Chapter 6 in ‘Injustice,’ a novel by Sajiv Bhatla (Crabwise Press), opens by puzzling how the health of an entire nation’s economy is equated with the euphoria, or a lack of it, in the stock markets. The author wonders if the description of stock markets as the barometer of the economy must have been devised by the financial experts of those countries in which the economy had already reached a certain level of stoicism, and the stock markets, a certain level of maturity.
As alternatives, he suggests in his tale that the stock market behaviour is more akin to that of the bubble of air in a spirit-level; and that the market is a thermometer – ‘a fever-measuring device, and that too not of the economy as a whole, but only of a bunch of crazy people who throng the bourses.’

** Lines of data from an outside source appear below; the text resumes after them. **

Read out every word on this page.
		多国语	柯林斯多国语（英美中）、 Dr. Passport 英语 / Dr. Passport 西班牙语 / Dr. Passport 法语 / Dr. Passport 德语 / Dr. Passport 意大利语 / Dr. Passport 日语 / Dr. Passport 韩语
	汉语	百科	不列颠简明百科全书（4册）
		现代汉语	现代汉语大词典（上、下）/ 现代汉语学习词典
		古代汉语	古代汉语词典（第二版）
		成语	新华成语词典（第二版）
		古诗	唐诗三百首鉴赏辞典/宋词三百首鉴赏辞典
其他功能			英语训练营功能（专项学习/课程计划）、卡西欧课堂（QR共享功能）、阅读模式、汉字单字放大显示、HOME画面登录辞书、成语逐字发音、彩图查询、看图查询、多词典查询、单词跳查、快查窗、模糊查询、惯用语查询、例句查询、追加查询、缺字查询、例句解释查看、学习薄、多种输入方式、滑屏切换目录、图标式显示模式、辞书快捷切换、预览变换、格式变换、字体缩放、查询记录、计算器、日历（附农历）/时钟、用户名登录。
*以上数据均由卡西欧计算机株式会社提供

One such person is J, the protagonist, who wants to make money quickly, rather than make big money. “J set about his task in an earnest and what he thought, a careful manner. He bought a number of scrips to constitute his ‘portfolio,’ to minimise the ‘risk-factor.’ His choice fell upon low-priced, neglected scrips – the logic being that from thereon they could only go up.”
As the story unfolds, you find that J’s scrips were indeed going up, as was the entire market, but they were going up slowly. His scheme, as Bhatla outlines, was that when one of the scrips had gone up sufficiently, he would sell it and buy another low-priced scrip that had recently been brought to his attention by the market journals. “He noticed to his consternation that the scrips that he was eyeing so had also begun to move up, some of them slowly, and some other outpacing the ones that he himself possessed in his portfolio. To add to his annoyance some of his own were not moving at all! This made him impatient. This called for some drastic measures…”
A book that can keep you off the keyboard, what with the teji scene-changes that befall J.